No information on this Website constitutes business, financial, investment, trading, tax, legal, regulatory, accounting or any other advice. If you are unsure about the meaning of any information provided, please consult your financial or other professional adviser.
BlackRock shall have no liability for any loss or damage arising in connection with this Website or out of the use, inability to use or reliance on the Contents by any person, including without limitation, any loss of profit or any other damage, direct or consequential, regardless of whether they arise from contractual or tort (including negligence) or whether BlackRock has foreseen such possibility, except where such exclusion or limitation contravenes the applicable law.

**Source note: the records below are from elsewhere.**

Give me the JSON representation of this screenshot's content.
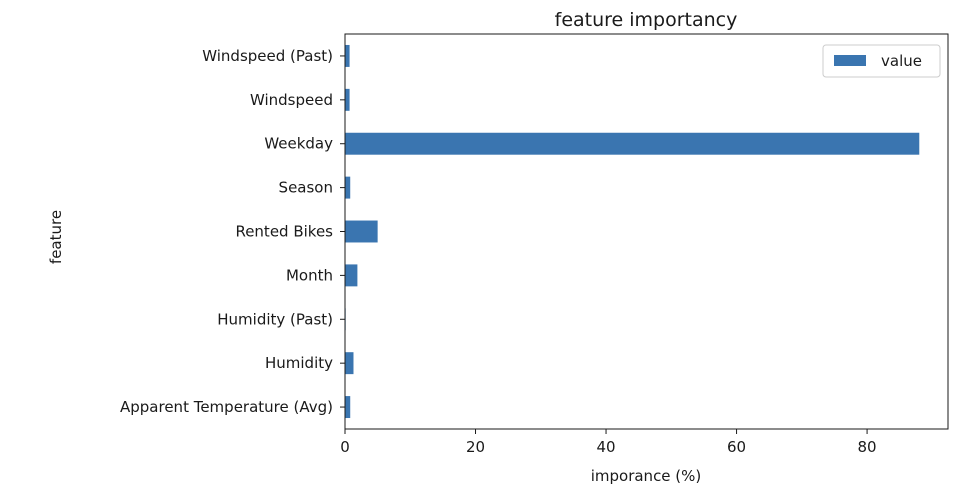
{
  "chart_data": {
    "type": "bar",
    "orientation": "horizontal",
    "title": "feature importancy",
    "xlabel": "imporance (%)",
    "ylabel": "feature",
    "categories": [
      "Apparent Temperature (Avg)",
      "Humidity",
      "Humidity (Past)",
      "Month",
      "Rented Bikes",
      "Season",
      "Weekday",
      "Windspeed",
      "Windspeed (Past)"
    ],
    "series": [
      {
        "name": "value",
        "color": "#3a75b0",
        "values": [
          0.8,
          1.3,
          0.1,
          1.9,
          5.0,
          0.8,
          88.0,
          0.7,
          0.7
        ]
      }
    ],
    "xlim": [
      0,
      92.4
    ],
    "xticks": [
      0,
      20,
      40,
      60,
      80
    ],
    "grid": false,
    "legend": {
      "position": "top-right"
    }
  }
}
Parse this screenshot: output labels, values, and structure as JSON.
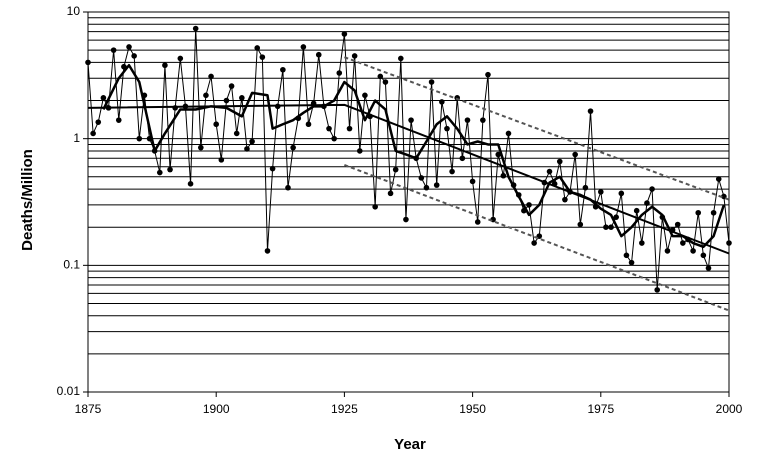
{
  "chart_data": {
    "type": "line",
    "log_y": true,
    "grid": true,
    "x_label": "Year",
    "y_label": "Deaths/Million",
    "xlim": [
      1875,
      2000
    ],
    "xticks": [
      1875,
      1900,
      1925,
      1950,
      1975,
      2000
    ],
    "ylim": [
      0.01,
      10
    ],
    "yticks": [
      0.01,
      0.1,
      1,
      10
    ],
    "yticks_minor": [
      0.02,
      0.03,
      0.04,
      0.05,
      0.06,
      0.07,
      0.08,
      0.09,
      0.2,
      0.3,
      0.4,
      0.5,
      0.6,
      0.7,
      0.8,
      0.9,
      2,
      3,
      4,
      5,
      6,
      7,
      8,
      9
    ],
    "series": [
      {
        "color": "#000000",
        "line_width": 1,
        "markers": true,
        "dash": false,
        "x": [
          1875,
          1876,
          1877,
          1878,
          1879,
          1880,
          1881,
          1882,
          1883,
          1884,
          1885,
          1886,
          1887,
          1888,
          1889,
          1890,
          1891,
          1892,
          1893,
          1894,
          1895,
          1896,
          1897,
          1898,
          1899,
          1900,
          1901,
          1902,
          1903,
          1904,
          1905,
          1906,
          1907,
          1908,
          1909,
          1910,
          1911,
          1912,
          1913,
          1914,
          1915,
          1916,
          1917,
          1918,
          1919,
          1920,
          1921,
          1922,
          1923,
          1924,
          1925,
          1926,
          1927,
          1928,
          1929,
          1930,
          1931,
          1932,
          1933,
          1934,
          1935,
          1936,
          1937,
          1938,
          1939,
          1940,
          1941,
          1942,
          1943,
          1944,
          1945,
          1946,
          1947,
          1948,
          1949,
          1950,
          1951,
          1952,
          1953,
          1954,
          1955,
          1956,
          1957,
          1958,
          1959,
          1960,
          1961,
          1962,
          1963,
          1964,
          1965,
          1966,
          1967,
          1968,
          1969,
          1970,
          1971,
          1972,
          1973,
          1974,
          1975,
          1976,
          1977,
          1978,
          1979,
          1980,
          1981,
          1982,
          1983,
          1984,
          1985,
          1986,
          1987,
          1988,
          1989,
          1990,
          1991,
          1992,
          1993,
          1994,
          1995,
          1996,
          1997,
          1998,
          1999,
          2000
        ],
        "values": [
          4.0,
          1.1,
          1.35,
          2.1,
          1.75,
          5.0,
          1.4,
          3.7,
          5.3,
          4.5,
          1.0,
          2.2,
          1.0,
          0.8,
          0.54,
          3.8,
          0.57,
          1.75,
          4.3,
          1.8,
          0.44,
          7.4,
          0.85,
          2.2,
          3.1,
          1.3,
          0.68,
          2.0,
          2.6,
          1.1,
          2.1,
          0.83,
          0.95,
          5.2,
          4.4,
          0.13,
          0.58,
          1.8,
          3.5,
          0.41,
          0.85,
          1.45,
          5.3,
          1.3,
          1.9,
          4.6,
          1.8,
          1.2,
          1.0,
          3.3,
          6.7,
          1.2,
          4.5,
          0.8,
          2.2,
          1.5,
          0.29,
          3.1,
          2.8,
          0.37,
          0.57,
          4.3,
          0.23,
          1.4,
          0.7,
          0.49,
          0.41,
          2.8,
          0.43,
          1.95,
          1.2,
          0.55,
          2.1,
          0.7,
          1.4,
          0.46,
          0.22,
          1.4,
          3.2,
          0.23,
          0.75,
          0.51,
          1.1,
          0.43,
          0.36,
          0.27,
          0.3,
          0.15,
          0.17,
          0.45,
          0.55,
          0.44,
          0.66,
          0.33,
          0.38,
          0.75,
          0.21,
          0.41,
          1.65,
          0.29,
          0.38,
          0.2,
          0.2,
          0.24,
          0.37,
          0.12,
          0.105,
          0.27,
          0.15,
          0.31,
          0.4,
          0.064,
          0.24,
          0.13,
          0.19,
          0.21,
          0.15,
          0.16,
          0.13,
          0.26,
          0.12,
          0.095,
          0.26,
          0.48,
          0.35,
          0.15
        ]
      },
      {
        "color": "#000000",
        "line_width": 2.5,
        "markers": false,
        "dash": false,
        "x": [
          1878,
          1881,
          1883,
          1885,
          1888,
          1890,
          1893,
          1896,
          1899,
          1902,
          1905,
          1907,
          1910,
          1911,
          1913,
          1915,
          1917,
          1919,
          1921,
          1923,
          1925,
          1927,
          1929,
          1931,
          1933,
          1935,
          1937,
          1939,
          1941,
          1943,
          1945,
          1947,
          1949,
          1951,
          1953,
          1955,
          1957,
          1959,
          1961,
          1963,
          1965,
          1967,
          1969,
          1971,
          1973,
          1975,
          1977,
          1979,
          1981,
          1983,
          1985,
          1987,
          1989,
          1991,
          1993,
          1995,
          1997,
          1999
        ],
        "values": [
          1.7,
          3.0,
          3.8,
          2.8,
          0.8,
          1.1,
          1.7,
          1.7,
          1.8,
          1.75,
          1.5,
          2.3,
          2.2,
          1.2,
          1.3,
          1.4,
          1.6,
          1.8,
          1.8,
          2.0,
          2.8,
          2.4,
          1.4,
          2.0,
          1.7,
          0.8,
          0.75,
          0.7,
          0.95,
          1.3,
          1.5,
          1.2,
          0.9,
          0.95,
          0.9,
          0.9,
          0.5,
          0.35,
          0.25,
          0.3,
          0.45,
          0.5,
          0.38,
          0.36,
          0.33,
          0.28,
          0.25,
          0.17,
          0.2,
          0.25,
          0.29,
          0.25,
          0.17,
          0.17,
          0.15,
          0.14,
          0.17,
          0.3
        ]
      },
      {
        "color": "#000000",
        "line_width": 2,
        "markers": false,
        "dash": false,
        "x": [
          1875,
          1925,
          2000
        ],
        "values": [
          1.75,
          1.85,
          0.124
        ]
      },
      {
        "color": "#555555",
        "line_width": 2,
        "markers": false,
        "dash": true,
        "x": [
          1925,
          2000
        ],
        "values": [
          4.4,
          0.33
        ]
      },
      {
        "color": "#555555",
        "line_width": 2,
        "markers": false,
        "dash": true,
        "x": [
          1925,
          2000
        ],
        "values": [
          0.62,
          0.044
        ]
      }
    ]
  }
}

You may leave this Website when you access certain links on this Website. BlackRock has not examined any of these websites and does not assume any responsibility for the contents of such websites nor the services, products or items offered through such websites.
Intellectual Property Rights
Copyright, trademark and other forms of proprietary rights protect the Contents of this Website. All Contents are owned or controlled by BlackRock or the party credited as the provider of the Content. Except as expressly provided herein, nothing in this Website should be considered as granting any licence or right under any copyright, patent or trademark or other intellectual property rights of BlackRock or any third party.
This Website is for your personal use. As a user, you must not sell, copy, publish, distribute, transfer, modify, display, reproduce, and/or create any derivative works from the information or software on this Website. You must not redeliver any of the pages, text, images, or content of this Website using “framing” or similar technology. Systematic retrieval of content from this Website to create or compile, directly or indirectly, a collection, compilation, database or directory (whether through robots, spiders, automatic devices or manual processes) or creating links to this Website is strictly prohibited. You acknowledge that you have no right to use the content of this Website in any other manner.
Investment involves risks. Past performance is not a guide to future performance. The value of investments and the income from them can fall as well as rise and is not guaranteed. You may not get back the amount originally invested. Changes in the rates of exchange between currencies may cause the value of investments to diminish or increase.